Some signs of overwatered plants are:
1. No new growth is showing, or new leaves are turning brown 2. The lowest leaves are yellow 3. Plants look wilted 4. Roots will be rotting or stunted, exuding a rotting smell. 5. Soil can appear the color of algae. 6. Twig die-back can occur.
Your plants can still grow and thrive, even in periods of too much rain. Monitor you landscape thoroughly and watch for specific problems;
1. Add soil amendments to improve drainage. Good organic amendments for garden soils include wood by-products such as sawdust and bark mulch, peat moss, rotted manure, grass or wheat straw and compost. Inorganic amendments include pumice, perlite, and vermiculite. Rotor-till any amendment into garden soil – when dry only.

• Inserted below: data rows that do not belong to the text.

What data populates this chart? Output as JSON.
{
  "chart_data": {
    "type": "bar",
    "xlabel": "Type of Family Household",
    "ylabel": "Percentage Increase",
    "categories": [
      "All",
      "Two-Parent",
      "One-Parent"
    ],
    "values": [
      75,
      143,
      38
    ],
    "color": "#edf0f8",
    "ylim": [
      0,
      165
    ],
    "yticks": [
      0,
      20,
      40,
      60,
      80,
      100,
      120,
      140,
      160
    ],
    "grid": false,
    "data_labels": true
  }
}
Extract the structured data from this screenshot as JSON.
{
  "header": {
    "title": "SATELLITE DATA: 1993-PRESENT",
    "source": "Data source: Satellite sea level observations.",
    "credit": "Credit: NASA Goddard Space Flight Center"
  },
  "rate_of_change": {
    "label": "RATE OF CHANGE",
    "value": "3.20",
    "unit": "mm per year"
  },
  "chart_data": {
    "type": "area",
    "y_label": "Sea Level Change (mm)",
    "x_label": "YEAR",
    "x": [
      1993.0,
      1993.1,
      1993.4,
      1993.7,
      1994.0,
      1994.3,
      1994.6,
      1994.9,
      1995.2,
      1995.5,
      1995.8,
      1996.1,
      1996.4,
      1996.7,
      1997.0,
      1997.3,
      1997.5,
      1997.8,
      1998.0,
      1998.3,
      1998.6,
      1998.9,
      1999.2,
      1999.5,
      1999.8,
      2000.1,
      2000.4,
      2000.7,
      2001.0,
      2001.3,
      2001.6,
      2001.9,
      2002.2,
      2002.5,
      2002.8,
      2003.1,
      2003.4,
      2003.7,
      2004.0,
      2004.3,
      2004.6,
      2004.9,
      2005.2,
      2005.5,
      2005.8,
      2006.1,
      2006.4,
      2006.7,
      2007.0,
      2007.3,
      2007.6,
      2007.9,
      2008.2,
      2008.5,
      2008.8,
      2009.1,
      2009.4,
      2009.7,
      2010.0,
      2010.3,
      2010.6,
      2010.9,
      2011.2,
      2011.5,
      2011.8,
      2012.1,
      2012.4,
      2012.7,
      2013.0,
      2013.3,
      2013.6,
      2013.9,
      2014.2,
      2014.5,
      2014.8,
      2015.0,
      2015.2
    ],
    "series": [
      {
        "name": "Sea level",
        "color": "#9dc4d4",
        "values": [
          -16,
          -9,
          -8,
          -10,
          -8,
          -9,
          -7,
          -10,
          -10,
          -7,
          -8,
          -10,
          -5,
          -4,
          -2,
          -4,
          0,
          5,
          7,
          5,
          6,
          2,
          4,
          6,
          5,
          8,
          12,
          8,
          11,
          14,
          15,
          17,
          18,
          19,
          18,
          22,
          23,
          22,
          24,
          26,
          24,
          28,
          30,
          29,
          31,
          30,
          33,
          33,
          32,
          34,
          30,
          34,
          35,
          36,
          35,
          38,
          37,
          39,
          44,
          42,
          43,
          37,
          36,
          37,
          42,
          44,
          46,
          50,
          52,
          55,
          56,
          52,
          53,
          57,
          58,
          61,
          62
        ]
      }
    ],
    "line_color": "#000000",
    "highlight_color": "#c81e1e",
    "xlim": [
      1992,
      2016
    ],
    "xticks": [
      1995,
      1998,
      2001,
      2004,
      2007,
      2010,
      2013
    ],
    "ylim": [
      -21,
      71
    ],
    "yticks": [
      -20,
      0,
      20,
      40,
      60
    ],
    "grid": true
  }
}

2. Address drainage problems as quickly as possible to save stress on your plants. If necessary contact a certified Landscaper, who has experience with drainage problems in your area, to help with correcting drainage problems. 3. Be sure water is not left standing at any time of the year.
4. Watch summer irrigation levels carefully. 5. Make sure all areas of your landscape completely dry out during dry periods 6. Do not to install new plants when the soil is too wet. Squeeze a handful of soil and if you get a drip out of it, like a wet sponge and it compresses together instead of crumbling, it is to wet to plant or disturb the soil.